Dr. Anthony Fauci, director of the National Institute of Allergy and Infectious Diseases, listens as President Joe Biden speaks during an event to commemorate the 50 millionth COVID-19 shot, in the South Court Auditorium on the White House campus, Thursday, Feb. 25, 2021, in Washington. Credit: Evan Vucci / AP

Dr. Anthony Fauci said Thursday he would have been stunned if he knew a year ago that the United States’ COVID-19 death toll would reach such devastating levels — and blamed the grim tally partially on politics.

“We had such divisiveness in our country that even simple, commonsense public health measures took on a political connotation,” Fauci said on NBC’s “Today” show.

The country’s top infectious disease expert said the country diverged into two distinct tribes in a year that brought more than half a million COVID-19 deaths.

“If you wanted to wear a mask, you were on this side,” Fauci said. “If you wanted to stay in and avoid congregate settings, you were on this side. It wasn’t a pure public health approach.”

Thursday marks exactly one year since the World Health Organization declared COVID-19 a global pandemic. At the time, the U.S. case count had only just eclipsed 1,000, but fears of the virus prompted officials to put in place the first international travel restrictions.

That same day, Fauci had told Congress that “things will get worse” but declined to offer a figure on how many fatalities might be in store. He said it would depend on the U.S. response.
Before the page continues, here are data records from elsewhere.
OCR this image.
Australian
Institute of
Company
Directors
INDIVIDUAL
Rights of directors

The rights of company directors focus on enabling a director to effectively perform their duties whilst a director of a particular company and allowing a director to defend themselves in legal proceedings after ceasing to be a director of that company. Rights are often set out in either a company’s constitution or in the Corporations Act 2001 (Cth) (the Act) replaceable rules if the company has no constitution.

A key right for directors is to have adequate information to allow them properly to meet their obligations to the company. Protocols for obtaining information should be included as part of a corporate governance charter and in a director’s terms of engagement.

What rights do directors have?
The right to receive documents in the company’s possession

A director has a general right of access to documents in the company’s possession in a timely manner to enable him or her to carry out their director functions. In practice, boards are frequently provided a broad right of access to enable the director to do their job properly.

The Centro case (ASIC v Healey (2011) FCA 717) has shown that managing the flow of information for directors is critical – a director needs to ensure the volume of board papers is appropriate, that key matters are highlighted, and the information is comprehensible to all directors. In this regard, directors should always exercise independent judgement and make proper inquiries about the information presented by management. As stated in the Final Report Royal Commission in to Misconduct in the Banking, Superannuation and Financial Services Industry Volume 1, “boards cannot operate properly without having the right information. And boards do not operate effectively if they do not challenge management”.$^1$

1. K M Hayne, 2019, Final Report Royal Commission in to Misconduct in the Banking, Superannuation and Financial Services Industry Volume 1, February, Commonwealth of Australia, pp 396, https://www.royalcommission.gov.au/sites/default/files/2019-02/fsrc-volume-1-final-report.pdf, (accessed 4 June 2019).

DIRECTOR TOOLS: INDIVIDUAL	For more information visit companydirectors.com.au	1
Former President Donald Trump, in stark contrast to health officials, tried to play down the severity of the virus, saying on March 12, 2020: “It’s going to go away.”

On Thursday morning, Fauci said he would have never predicted over half a million deaths in America, which has by far the highest national death count in the world.

“It would have shocked me completely,” Fauci told NBC. “I did not in my mind think that ‘much worse’ was going to be 525,000 deaths.”